Kids, leave your coat in the car, because they force you to check it to the tune of $3. After a half-hearted argument with the bouncer that my coat was not a coat, but an integral part of my outfit, I gave up and moved inside, joining the pulsating bass and the sweaty, heavily perfumed masses.

Wow, is this place freaking huge! Five levels, scads of separate dance floors and bars, way too many stairs, and practically bursting at the seams with people after midnight

After getting lost twice on my search for the privy, I happened upon St. John Hospital worker Jessica Pierce, Heather Streberger of Player’s and graphic designer-in-training Jamie Lawson, who were delighted and smug upon finding the bizarre occurrence of the men’s bathroom line being twice as long as that for the women’s.

Somewhere on the cozy, quieter top level, someone ingenious decided to throw subtlety to the wind by forgoing the typical snogging couches with a row of fully dressed beds. Beds in a bar. Hmm. Here I found Juliet Shinabery, Scott Barringer, and siblings Brian and Nancy Graves lounging on the leopard-print pillows and black-velvet bedspreads. So now we have a foursome, including a brother and sister, in bed together, in a bar, with a large supply of alcohol readily available, and droves of onlookers. Hmm.

Whilst leaning over to photograph this ideal montage for a porno scene, a young gentlemen happened to pass behind me and announce “Hey, I am going to look up her skirt!” Loud. I mean, really, really loud. One might even say he bellowed. Way to impress the ladies with your debonair charm, Mr. Suave.

However, at least a tiny bit of class was to be found, as security staffer Greg Clopton, flanked by Al Sneed, was seen lighting a young lady’s clove cigarette.
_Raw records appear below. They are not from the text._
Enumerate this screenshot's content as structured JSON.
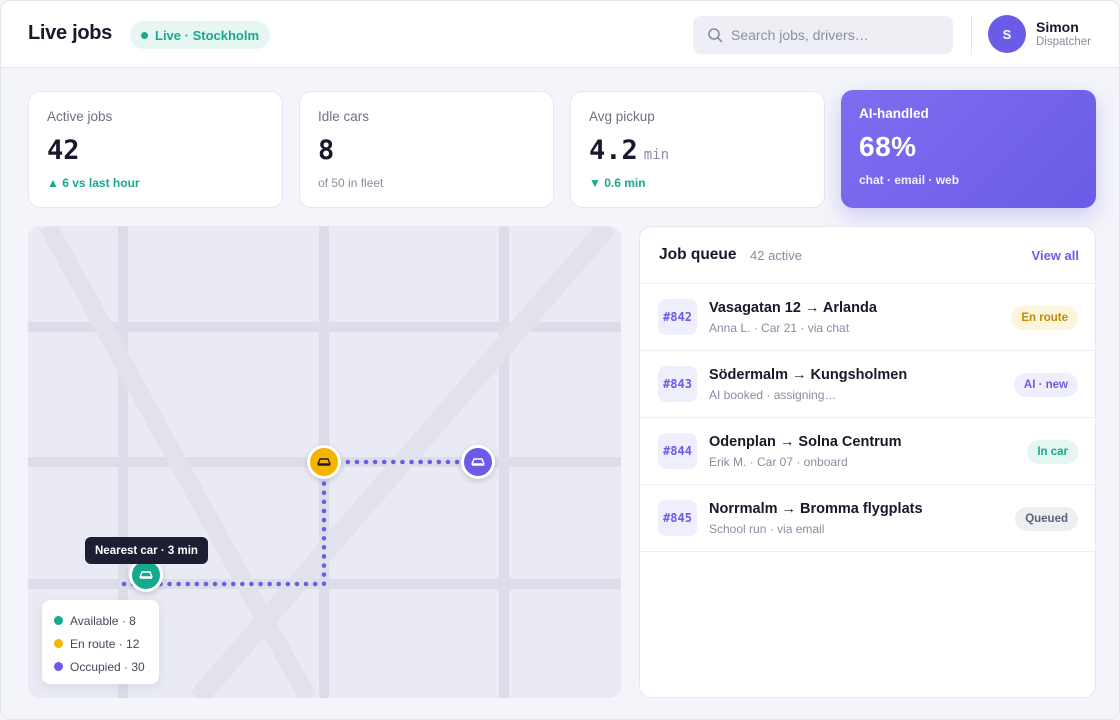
{
  "header": {
    "title": "Live jobs",
    "live_label": "Live · Stockholm",
    "search_placeholder": "Search jobs, drivers…",
    "user": {
      "initial": "S",
      "name": "Simon",
      "role": "Dispatcher"
    }
  },
  "stats": [
    {
      "label": "Active jobs",
      "value": "42",
      "sub": "▲ 6 vs last hour"
    },
    {
      "label": "Idle cars",
      "value": "8",
      "sub": "of 50 in fleet"
    },
    {
      "label": "Avg pickup",
      "value": "4.2",
      "unit": "min",
      "sub": "▼ 0.6 min"
    },
    {
      "label": "AI-handled",
      "value": "68%",
      "sub": "chat · email · web"
    }
  ],
  "map": {
    "tooltip": "Nearest car · 3 min",
    "legend": [
      {
        "label": "Available · 8",
        "color": "#17a98e"
      },
      {
        "label": "En route · 12",
        "color": "#f4b400"
      },
      {
        "label": "Occupied · 30",
        "color": "#6b5ce7"
      }
    ],
    "pins": [
      {
        "status": "en-route",
        "color": "#f4b400",
        "icon": "car-icon"
      },
      {
        "status": "occupied",
        "color": "#6b5ce7",
        "icon": "car-icon"
      },
      {
        "status": "available",
        "color": "#17a98e",
        "icon": "car-icon"
      }
    ],
    "route_color": "#6b5ce7"
  },
  "queue": {
    "title": "Job queue",
    "count": "42 active",
    "view_all": "View all",
    "jobs": [
      {
        "id": "#842",
        "route": "Vasagatan 12 → Arlanda",
        "meta": "Anna L. · Car 21 · via chat",
        "status": "En route",
        "badge_bg": "#fdf4dc",
        "badge_fg": "#c48a06"
      },
      {
        "id": "#843",
        "route": "Södermalm → Kungsholmen",
        "meta": "AI booked · assigning…",
        "status": "AI · new",
        "badge_bg": "#efeefc",
        "badge_fg": "#6b5ce7"
      },
      {
        "id": "#844",
        "route": "Odenplan → Solna Centrum",
        "meta": "Erik M. · Car 07 · onboard",
        "status": "In car",
        "badge_bg": "#e4f6f1",
        "badge_fg": "#17a98e"
      },
      {
        "id": "#845",
        "route": "Norrmalm → Bromma flygplats",
        "meta": "School run · via email",
        "status": "Queued",
        "badge_bg": "#eeeff3",
        "badge_fg": "#5f6175"
      }
    ]
  },
  "colors": {
    "accent": "#6b5ce7",
    "success": "#17a98e",
    "warning": "#f4b400"
  }
}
She did go on to accidentally burn an innocent bystander, but at least he had gentlemanly intentions.

Somewhere between levels three and four (they should really distribute a floor plan at the door) Charlie Chami, Emad Reda and Sonny E. were yelling all sorts of indecipherable things at once, as they were observed with perplexity and bemusement by the reticent duo of Jennifer Stuart and Maria Haslett. These two studious ladies, self-proclaimed homebodies, had ventured out to the dance mecca for a change of pace, and described the club as “Grand Central Station with a lot of beer and bass.” They quickly retreated home a few minutes later.

Over by the expansive windows, which give a picturesque view of the parking lots, paranoid new car owner Matthew Harney and his cronies Ian Zimmer and Charlie Li were keeping a wary eye out for any would-be car thieves who might be lurking near Harney’s shiny new Explorer.

So there’s plenty to do and see at Space, but show up early, since the line starts to wrap around the block after 11. And with cover set at $10 a pop, it’s practically a dirt-cheap bargain deal for all these new mega-super-sexy-New York-style … oh, you know what I mean.